When a parent you love develops dementia it has a profound effect on your relationship. Someone who used to be in charge, a source of information and advice, a figure of authority, ends up being very dependent on everyone else. 

The end stages when the person is in a care home being looked after by friendly strangers is often the most feared part of the journey if people talk about it in advance. That is why many parents tell their children that they want never to go into care. Many promises have been made which end up having to be broken. You are demanding the impossible. Breaking such a promise that has been made to an authority figure like your parent is traumatic for adult children. Watching your mother or father lose independence is bad but having them angry with you because you have had to make a difficult decision on their behalf takes a huge emotional toll on the adult child. It’s already difficult making a decision for another person, without that added burden.

I remember clearly as an adult the first time my teenage child caught my arm at the side of the pavement to stop me stepping into the road. It was such a moment! I had been doing that all of their childhood for them and now they were doing it or me. It was funny.  By contrast it’s not a bit funny when an adult child has to take the car keys away from his angry father and remove the car from the garage because the man is no longer fit to drive as a result of dementia. It is particularly difficult in families where the conversation about the possibility of frailty in the future has never been discussed. The most difficult time comes at the point when taking over decision-making is just starting, and that is the one that is less often talked about.  Though very clear about what they don’t want, people usually never even think about giving their families an idea of what they do want. It’s a form of cruelty to your loved ones if you don’t give them permission in advance to make decisions for you.

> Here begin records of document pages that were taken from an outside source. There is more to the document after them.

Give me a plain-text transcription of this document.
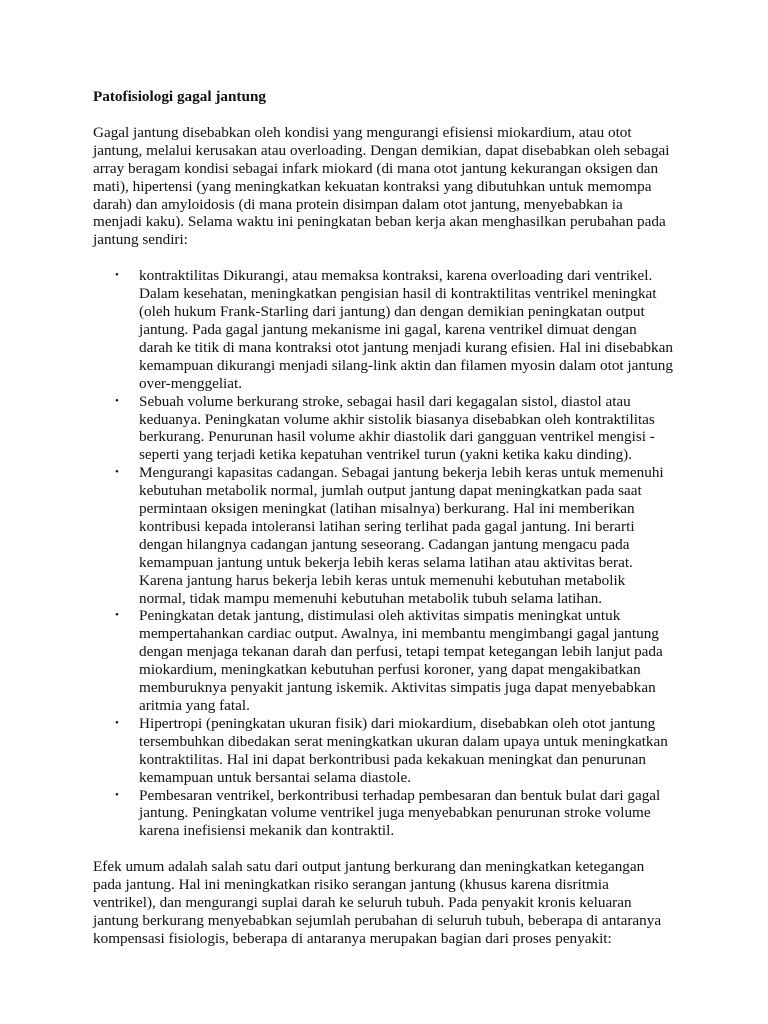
Patofisiologi gagal jantung

Gagal jantung disebabkan oleh kondisi yang mengurangi efisiensi miokardium, atau otot jantung, melalui kerusakan atau overloading. Dengan demikian, dapat disebabkan oleh sebagai array beragam kondisi sebagai infark miokard (di mana otot jantung kekurangan oksigen dan mati), hipertensi (yang meningkatkan kekuatan kontraksi yang dibutuhkan untuk memompa darah) dan amyloidosis (di mana protein disimpan dalam otot jantung, menyebabkan ia menjadi kaku). Selama waktu ini peningkatan beban kerja akan menghasilkan perubahan pada jantung sendiri:

• kontraktilitas Dikurangi, atau memaksa kontraksi, karena overloading dari ventrikel. Dalam kesehatan, meningkatkan pengisian hasil di kontraktilitas ventrikel meningkat (oleh hukum Frank-Starling dari jantung) dan dengan demikian peningkatan output jantung. Pada gagal jantung mekanisme ini gagal, karena ventrikel dimuat dengan darah ke titik di mana kontraksi otot jantung menjadi kurang efisien. Hal ini disebabkan kemampuan dikurangi menjadi silang-link aktin dan filamen myosin dalam otot jantung over-menggeliat.
• Sebuah volume berkurang stroke, sebagai hasil dari kegagalan sistol, diastol atau keduanya. Peningkatan volume akhir sistolik biasanya disebabkan oleh kontraktilitas berkurang. Penurunan hasil volume akhir diastolik dari gangguan ventrikel mengisi - seperti yang terjadi ketika kepatuhan ventrikel turun (yakni ketika kaku dinding).
• Mengurangi kapasitas cadangan. Sebagai jantung bekerja lebih keras untuk memenuhi kebutuhan metabolik normal, jumlah output jantung dapat meningkatkan pada saat permintaan oksigen meningkat (latihan misalnya) berkurang. Hal ini memberikan kontribusi kepada intoleransi latihan sering terlihat pada gagal jantung. Ini berarti dengan hilangnya cadangan jantung seseorang. Cadangan jantung mengacu pada kemampuan jantung untuk bekerja lebih keras selama latihan atau aktivitas berat. Karena jantung harus bekerja lebih keras untuk memenuhi kebutuhan metabolik normal, tidak mampu memenuhi kebutuhan metabolik tubuh selama latihan.
• Peningkatan detak jantung, distimulasi oleh aktivitas simpatis meningkat untuk mempertahankan cardiac output. Awalnya, ini membantu mengimbangi gagal jantung dengan menjaga tekanan darah dan perfusi, tetapi tempat ketegangan lebih lanjut pada miokardium, meningkatkan kebutuhan perfusi koroner, yang dapat mengakibatkan memburuknya penyakit jantung iskemik. Aktivitas simpatis juga dapat menyebabkan aritmia yang fatal.
• Hipertropi (peningkatan ukuran fisik) dari miokardium, disebabkan oleh otot jantung tersembuhkan dibedakan serat meningkatkan ukuran dalam upaya untuk meningkatkan kontraktilitas. Hal ini dapat berkontribusi pada kekakuan meningkat dan penurunan kemampuan untuk bersantai selama diastole.
• Pembesaran ventrikel, berkontribusi terhadap pembesaran dan bentuk bulat dari gagal jantung. Peningkatan volume ventrikel juga menyebabkan penurunan stroke volume karena inefisiensi mekanik dan kontraktil.

Efek umum adalah salah satu dari output jantung berkurang dan meningkatkan ketegangan pada jantung. Hal ini meningkatkan risiko serangan jantung (khusus karena disritmia ventrikel), dan mengurangi suplai darah ke seluruh tubuh. Pada penyakit kronis keluaran jantung berkurang menyebabkan sejumlah perubahan di seluruh tubuh, beberapa di antaranya kompensasi fisiologis, beberapa di antaranya merupakan bagian dari proses penyakit:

The most wonderful thing that I see when I attend a dementia carers group is the way that the members recognise and accept the range of emotions that come out when there is a safe place to talk.  Everyone is grieving for the loss of the relationship they had, whether it was a husband, a father, a wife, or a mother.  The person they used to turn to is now unable to give the support that they did. And they are having to change their role and relationship.  Coping with this change is hard.  It starts with acknowledging the emotions and sharing them with others who are going through the same thing.  Finding out as much as possible about dementia is vital at this stage because you need to know when it is the dementia talking and when it is the person talking.  When your dad says something like “I’m fine to drive”, is it really him?  Did he always lack judgement?  Did he never care about road safety or the well-being of his passengers? Knowing more about dementia will help you set realistic expectations for yourself and for him.  Relax about the fact that he won’t always be grateful for what you are doing in his interest, any more than you were when he made you do your homework in childhood.

The journey is never easy, but it you have got the legal and financial preparations in place, and you’ve talked about what might happen and have siblings who are on the same page and share the burdens of care appropriately it is just part of normal life.  Sadly, the families who come to me for help are those where none of this happened, and the pain from this difficult transition has repercussions for the longest time, even after the person with dementia has died.  As more of us live longer, this kind of issue is only going to increase, and few of us are preparing for it.